Illustrirtes Familienblatt.Begründet von Ernst Keil 1853.

Wöchentlich 2 bis Bogen. 0 Vierteljährlich 1 Mark 60 Pfennig. – In Heften à 50 Pfennig.


Gebannt und erlöst.

Von E. Werner.
(Fortsetzung.)


Paul kam der Aufforderung nach und trat gleichfalls auf den Altan. Es war während der letzten Stunden klarer geworden; die Wolken jagten und zogen noch an den Bergwänden hin, aber der Nebel war gesunken, und die Gipfel zeigten sich unverhüllt. Man blickte von diesem Theile des Schlosses aus unmittelbar hinunter in die schwindelnde Tiefe eines öden Felsenthales, aus dem nur Klippen emporstarrten, während unten in dem nebelumhüllten Grunde der Bergstrom tobte, dessen Brausen bis hier herauf drang. Drüben flatterten die Wolken an den jähen Abstürzen einer Felswand, deren Fuß dunkle Wälder umsäumten, während die Höhe nackt und kahl aufragte, und ringsum lagerten die Häupter des Gebirges, die, zum Theil schon schneebedeckt, in schweigender Majestät niederblickten. Nirgends war eine menschliche Wohnung zu erblicken, nirgends ein milderer Zug in diesem Gemälde wilder Großartigkeit – ringsum nur Felsen, Tannen und Schneegefilde!

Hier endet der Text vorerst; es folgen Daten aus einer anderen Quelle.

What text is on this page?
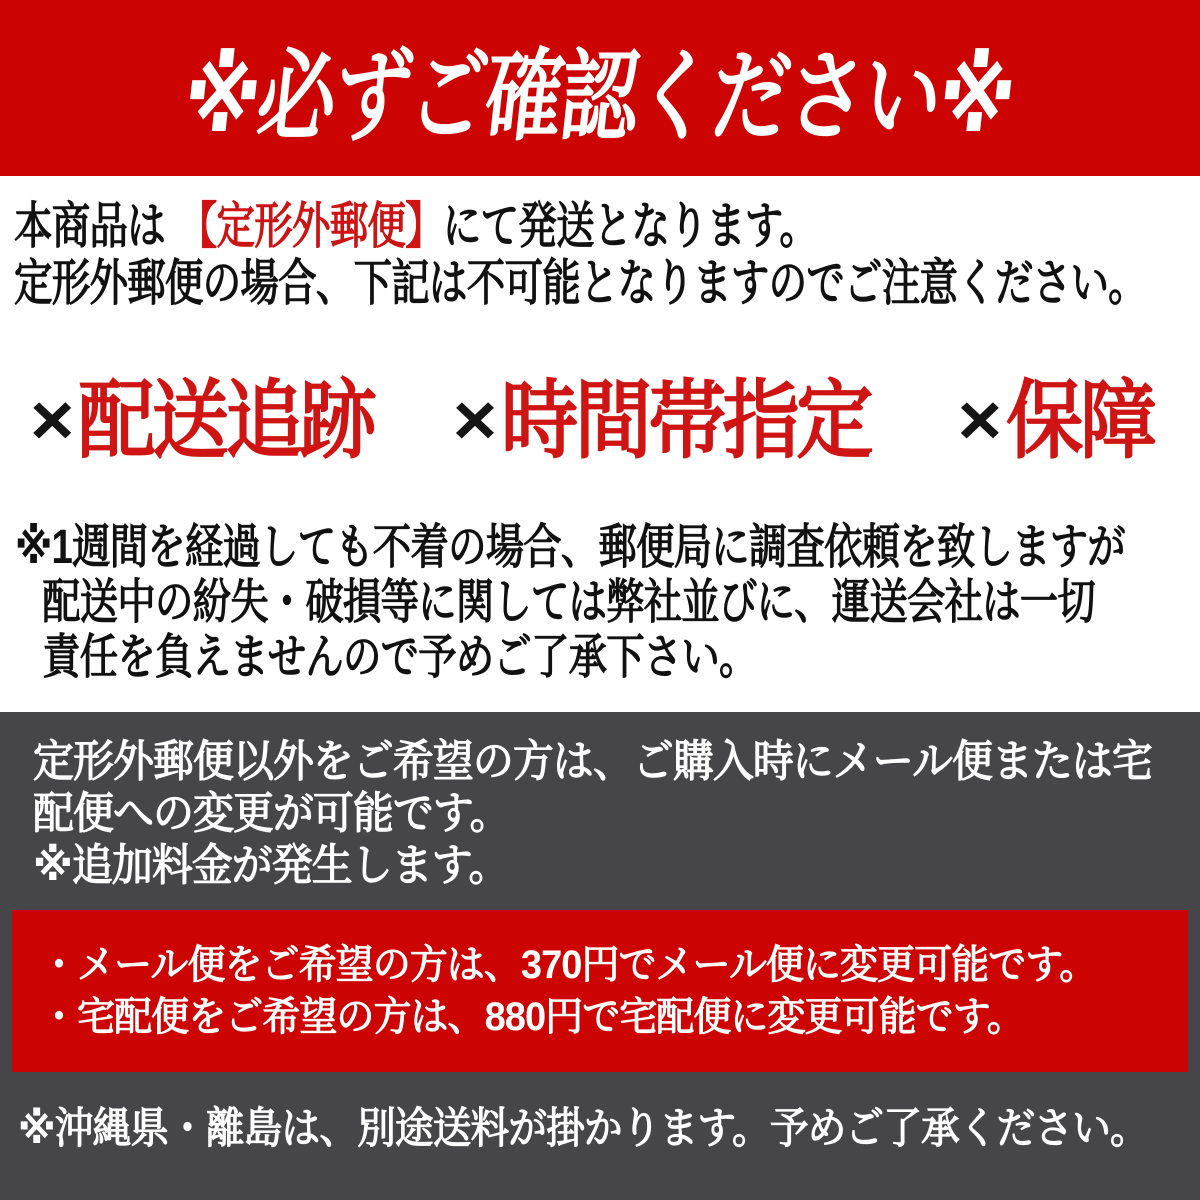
※必ずご確認ください※
本商品は 【定形外郵便】にて発送となります。
定形外郵便の場合、下記は不可能となりますのでご注意ください。
× 配送追跡 × 時間帯指定 × 保障
※1週間を経過しても不着の場合、郵便局に調査依頼を致しますが
配送中の紛失・破損等に関しては弊社並びに、運送会社は一切
責任を負えませんので予めご了承下さい。
定形外郵便以外をご希望の方は、ご購入時にメール便または宅
配便への変更が可能です。
※追加料金が発生します。
・メール便をご希望の方は、370円でメール便に変更可能です。
・宅配便をご希望の方は、880円で宅配便に変更可能です。
※沖縄県・離島は、別途送料が掛かります。予めご了承ください。
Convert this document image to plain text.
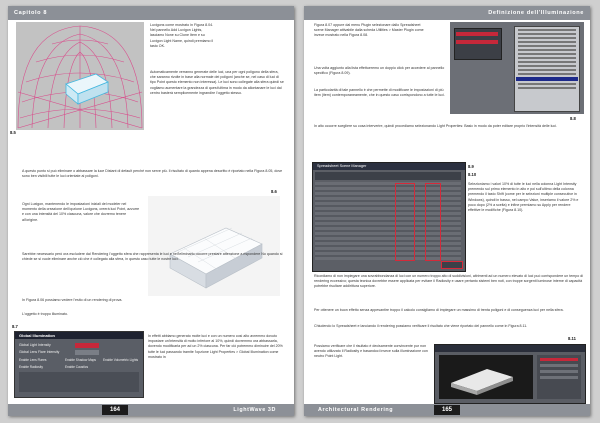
Capitolo 8
8.5

Luxigons come mostrato in Figura 8.04. Nel pannello Add Luxigon Lights, lasciamo None su Clone Item e su Luxigon Light Name, quindi premiamo il tasto OK.

Automaticamente verranno generate delle luci, una per ogni poligono della sfera, che saranno rivolte in base alla normale dei poligoni (anche se, nel caso di luci di tipo Point questo elemento non interessa). Le luci sono collegate alla sfera quindi se vogliamo aumentare la grandezza di quest'ultima in modo da allontanare le luci dal centro basterà semplicemente ingrandire l'oggetto stesso.

A questo punto si può eliminare o abbassare la luce Distant di default perché non serve più. Il risultato di quanto appena descritto è riportato nella Figura 8.05, dove sono ben visibili tutte le luci orientate ai poligoni.

8.6

Ogni Luxigon, mantenendo le impostazioni iniziali del modeler nel momento della creazione dell'opzione Luxigons, creerà luci Point, azzurre e con una intensità del 10% ciascuna, valore che dovremo tenere all'origine.

Sarebbe necessario però ora escludere dal Rendering l'oggetto sfera che rappresenta le luci e nell'eliminarlo occorre prestare attenzione a rispondere No quando si chiede se si vuole eliminare anche ciò che è collegato alla sfera, in questo caso tutte le nostre luci.

In Figura 8.06 possiamo vedere l'esito di un rendering di prova.

L'oggetto è troppo illuminato.

8.7
Global Illumination
Global Light Intensity
Global Lens Flare Intensity
Enable Lens Flares	Enable Shadow Maps Enable Volumetric Lights
Enable Radiosity	Enable Caustics

In effetti abbiamo generato molte luci e con un numero così alto avremmo dovuto impostare un'intensità di molto inferiore al 10%, quindi dovremmo ora abbassarla, dovendo modificarla per ad un 2% ciascuna. Per far ciò potremmo diminuire del 20% tutte le luci passando tramite l'opzione Light Properties > Global Illumination come mostrato in

LightWave 3D
164
Definizione dell'Illuminazione

Figura 8.07 oppure dal menu Plugin selezionare dallo Spreadsheet scene Manager attivabile dalla scheda Utilities > Master Plugin come invece mostrato nella Figura 8.08.

8.8

Una volta aggiunto alla lista effettueremo un doppio click per accedere al pannello specifico (Figura 8.09).

La particolarità di tale pannello è che permette di modificare le impostazioni di più item (item) contemporaneamente, che in questo caso corrispondono a tutte le luci.

In alto occorre scegliere su cosa interverire, quindi procediamo selezionando Light Properties: Basic in modo da poter editare proprio l'intensità delle luci.

Spreadsheet Scene Manager	8.9
8.10

Selezioniamo i valori 10% di tutte le luci nella colonna Light Intensity premendo sul primo elemento in alto e poi sull'ultimo della colonna premendo il tasto Shift (come per le selezioni multiple consecutive in Windows), quindi in basso, nel campo Value, inseriamo il valore 2% e poco dopo (2% a scelta) e infine premiamo su Apply per rendere effettive le modifiche (Figura 8.10).

Ricordiamo di non impiegare una sovrabbondanza di luci con un numero troppo alto di suddivisioni, altrimenti ad un numero elevato di luci può corrispondere un tempo di rendering eccessivo; questa tecnica dovrebbe essere applicata per evitare il Radiosity e usare pertanto sistemi ben noti, con troppe sorgenti luminose interne di capacità potrebbe risultare addirittura superiore.

Per ottenere un buon effetto senza appesantire troppo il calcolo consigliamo di impiegare un massimo di trenta poligoni e di conseguenza luci per nella sfera.

Chiudendo lo Spreadsheet e lanciando il rendering possiamo verificare il risultato che viene riportato del pannello come in Figura 8.11.

8.11

Possiamo verificare che il risultato è decisamente convincente pur non avendo utilizzato il Radiosity e basandoci invece sulla illuminazione con neutro Point Light.

Architectural Rendering	165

Dem Schlosse gerade gegenüber stieg ein einzelner, riesiger Gipfel empor, der, fast in Pyramidenform gestaltet, all die andern überragte. Auch er trug das leuchtende Schneegewand, aber er thronte einsam, wie ein Herrscher über der ganzen Bergwelt. Obgleich die Weite des Thales zwischen ihm und dem Schlosse lag, schien er doch in unmittelbarer Nähe zu sein, und es lag beinahe etwas Drohendes in dieser Nähe. Es war, als wolle der Berg mit seinen eisigen Wänden die Menschenwohnung erdrücken, die sich bis in sein Gebiet hinaufgewagt hatte.

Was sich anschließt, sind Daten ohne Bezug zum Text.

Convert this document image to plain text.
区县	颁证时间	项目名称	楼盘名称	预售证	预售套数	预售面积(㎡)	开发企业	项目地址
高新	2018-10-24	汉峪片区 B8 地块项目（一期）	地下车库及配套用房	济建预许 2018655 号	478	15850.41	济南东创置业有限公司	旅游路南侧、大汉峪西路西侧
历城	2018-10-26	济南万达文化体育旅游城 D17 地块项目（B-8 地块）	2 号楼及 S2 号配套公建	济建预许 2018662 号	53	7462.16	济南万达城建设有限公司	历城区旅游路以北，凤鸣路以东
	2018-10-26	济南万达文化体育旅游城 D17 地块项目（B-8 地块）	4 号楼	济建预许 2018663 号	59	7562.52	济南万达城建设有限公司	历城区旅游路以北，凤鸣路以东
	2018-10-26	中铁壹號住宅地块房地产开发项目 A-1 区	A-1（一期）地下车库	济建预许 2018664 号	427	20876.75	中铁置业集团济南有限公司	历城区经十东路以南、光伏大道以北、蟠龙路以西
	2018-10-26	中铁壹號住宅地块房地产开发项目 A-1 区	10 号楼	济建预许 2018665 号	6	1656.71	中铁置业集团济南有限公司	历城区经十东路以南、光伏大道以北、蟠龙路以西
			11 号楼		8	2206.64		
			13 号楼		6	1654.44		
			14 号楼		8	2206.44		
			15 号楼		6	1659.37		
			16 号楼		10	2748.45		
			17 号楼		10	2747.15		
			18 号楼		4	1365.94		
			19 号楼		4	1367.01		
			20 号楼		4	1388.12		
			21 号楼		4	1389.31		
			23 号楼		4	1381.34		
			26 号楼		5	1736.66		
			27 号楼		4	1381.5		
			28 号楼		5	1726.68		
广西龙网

„Wir werden Sturm bekommen,“ sagte Werdenfels, dort hinauf weisend. „Wenn die Geisterspitze sich so nahe zeigt, müssen wir ihn stets erwarten.“

„Ist das der Sturmprophet der Gegend?“ fragte Paul. „Er hat allerdings etwas Geisterhaftes. Mir wäre es unheimlich, wenn ich immer diese starre weiße Wand vor Augen hätte.“

„Mir ist sie vertraut, schon seit Jahren. Ich und die Geisterspitze, wir kennen einander – nur zu gut.“

Die Worte wollten anscheinend gar nichts Besonderes sagen; dennoch fiel ihr Klang dem jungen Manne auf, ebenso wie der Ausdruck in dem Gesicht seines Onkels. Er hatte die Regungslosigkeit dieser Züge anfangs für ruhigen Ernst gehalten, aber es war etwas Anderes. Allmählich trat immer deutlicher eine Starrheit und Leblosigkeit hervor, die etwas Unheimliches hatte. Jede leidenschaftliche Empfindung, jede warme menschliche Regung schien darin begraben zu sein, und der Blick, welcher unverwandt an jenem Schneegipfel hing, war wohl träumerisch aber auch in ihm lag dieselbe todte Ruhe.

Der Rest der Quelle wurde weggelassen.